Mardi Gras Massacre (1978)

The fact that the creator of Mardi Gras Massacre, Jack Weis, went on to direct a Melissa Etheridge special makes me happy to no end. Because it’s as far away as possible from this scuzzy, scummy and downright nasty addition to the world of the slasher.

While most slashers spend so much time naming their killer exciting names like the Phantom Killer, Madman Mars or Frank Zito, the killer here is just named John.

That said, he may as well have been named Fuad Ramses, because if Mardi Gras Massacre was any more like Blood Feast, it would have to film a TV playing that film.

John is searching the bars and strip clubs of New Orleans to find the most evil women possible so that he can take them home, tie them up on his Aztec altar, but on his metal mask, give them a massage and then rip out their hearts in a ritual to the goddess Coati. If the shot of the heart being sliced out looks the exact same every single time this happens, so much the better.

Sergeant Frank Abraham gets assigned to the case after the first girl, Shirley, is found on the train tracks with her organs missing. Along the way, he starts sleeping with one of the local girls, Sherry. Their romance is, well, it’s not really a romance as much as a bad cop sleeping with a bad girl with a heart of gold. Honestly, no one in this movie is all that morally sound, as we should see Frank as the hero and then there’s a scene where he slaps Sherry around. When they reunite at the end, it’s not really something that’s a call for celebration.

What does make this movie worth shouting about are the extended disco scenes that seem to go on forever. There’s an amazing one where several girls get into a dance floor skirmish that I watched several times in a row, shouting at the screen in pure joy.

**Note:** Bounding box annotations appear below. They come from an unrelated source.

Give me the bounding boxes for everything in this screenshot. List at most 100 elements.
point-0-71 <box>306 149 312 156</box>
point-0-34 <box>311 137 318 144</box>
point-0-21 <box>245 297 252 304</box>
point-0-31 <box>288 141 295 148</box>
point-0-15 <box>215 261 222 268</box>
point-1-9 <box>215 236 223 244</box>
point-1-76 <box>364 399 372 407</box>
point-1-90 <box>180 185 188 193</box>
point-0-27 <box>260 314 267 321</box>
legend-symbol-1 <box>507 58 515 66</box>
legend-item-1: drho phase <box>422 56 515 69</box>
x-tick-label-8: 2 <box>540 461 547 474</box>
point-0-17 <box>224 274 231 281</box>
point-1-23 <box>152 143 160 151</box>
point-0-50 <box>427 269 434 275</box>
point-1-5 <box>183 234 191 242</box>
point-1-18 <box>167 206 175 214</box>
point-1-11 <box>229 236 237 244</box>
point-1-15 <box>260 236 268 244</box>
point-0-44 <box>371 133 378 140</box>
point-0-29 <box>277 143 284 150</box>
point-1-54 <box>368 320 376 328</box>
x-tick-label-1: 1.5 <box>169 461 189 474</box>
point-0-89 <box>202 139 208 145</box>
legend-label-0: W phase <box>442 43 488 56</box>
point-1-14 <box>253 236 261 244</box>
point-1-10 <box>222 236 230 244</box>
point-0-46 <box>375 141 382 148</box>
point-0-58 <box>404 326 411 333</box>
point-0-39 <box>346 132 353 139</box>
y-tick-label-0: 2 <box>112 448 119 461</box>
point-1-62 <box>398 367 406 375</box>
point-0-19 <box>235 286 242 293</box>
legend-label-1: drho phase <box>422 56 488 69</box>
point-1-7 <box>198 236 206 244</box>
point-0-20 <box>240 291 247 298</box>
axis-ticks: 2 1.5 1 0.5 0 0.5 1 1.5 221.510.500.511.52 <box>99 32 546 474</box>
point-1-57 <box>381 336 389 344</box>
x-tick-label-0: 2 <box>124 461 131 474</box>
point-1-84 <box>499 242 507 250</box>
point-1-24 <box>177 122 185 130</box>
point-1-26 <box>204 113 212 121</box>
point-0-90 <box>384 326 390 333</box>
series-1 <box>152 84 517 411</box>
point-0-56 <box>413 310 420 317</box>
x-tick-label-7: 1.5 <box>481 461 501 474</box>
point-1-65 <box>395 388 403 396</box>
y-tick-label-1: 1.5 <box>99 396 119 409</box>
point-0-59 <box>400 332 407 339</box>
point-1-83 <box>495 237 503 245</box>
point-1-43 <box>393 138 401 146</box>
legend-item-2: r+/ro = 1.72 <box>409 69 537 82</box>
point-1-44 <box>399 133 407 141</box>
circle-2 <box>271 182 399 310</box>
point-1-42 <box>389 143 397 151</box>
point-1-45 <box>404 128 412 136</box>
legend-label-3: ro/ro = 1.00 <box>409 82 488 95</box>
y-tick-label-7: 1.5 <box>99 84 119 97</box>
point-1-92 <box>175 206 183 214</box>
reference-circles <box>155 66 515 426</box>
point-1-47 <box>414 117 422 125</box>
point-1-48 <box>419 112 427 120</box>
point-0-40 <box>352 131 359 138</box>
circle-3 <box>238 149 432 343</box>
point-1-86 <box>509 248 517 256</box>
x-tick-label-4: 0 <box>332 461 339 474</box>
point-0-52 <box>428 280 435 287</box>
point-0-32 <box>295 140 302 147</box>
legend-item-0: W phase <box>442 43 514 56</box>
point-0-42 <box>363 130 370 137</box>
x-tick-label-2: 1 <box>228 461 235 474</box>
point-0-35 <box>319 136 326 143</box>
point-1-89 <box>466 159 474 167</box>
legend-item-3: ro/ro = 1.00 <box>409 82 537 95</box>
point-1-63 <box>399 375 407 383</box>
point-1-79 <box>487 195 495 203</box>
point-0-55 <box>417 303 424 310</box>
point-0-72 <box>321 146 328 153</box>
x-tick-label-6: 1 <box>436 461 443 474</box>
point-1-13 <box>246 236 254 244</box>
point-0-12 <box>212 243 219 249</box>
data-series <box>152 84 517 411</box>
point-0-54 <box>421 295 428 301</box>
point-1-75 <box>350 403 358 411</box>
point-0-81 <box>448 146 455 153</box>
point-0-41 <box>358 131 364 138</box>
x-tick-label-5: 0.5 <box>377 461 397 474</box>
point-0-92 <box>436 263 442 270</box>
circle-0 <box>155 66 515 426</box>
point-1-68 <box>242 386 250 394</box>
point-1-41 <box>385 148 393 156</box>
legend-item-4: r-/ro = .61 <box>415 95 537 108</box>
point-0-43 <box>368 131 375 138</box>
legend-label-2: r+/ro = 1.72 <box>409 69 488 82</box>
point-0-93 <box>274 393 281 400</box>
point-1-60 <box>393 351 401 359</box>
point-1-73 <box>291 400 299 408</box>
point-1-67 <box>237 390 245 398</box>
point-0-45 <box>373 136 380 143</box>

There’s also a montage where he cops are questioning suspects intercut with dancing, particularly a dancing street performer who answers all of the cops’ questions with some fancy steps.

Mardi Gras Massacre has everything a movie needed to make it in the slasher boom: an amazing poster, a great tag, lots of gore and nudity, an interesting title and a willingness to be reprehensible trash (that’s a compliment, I swear).

It’s no accident that it ended up as one of the original video nasties, a title that I’m certain it wore with no small amount of pride.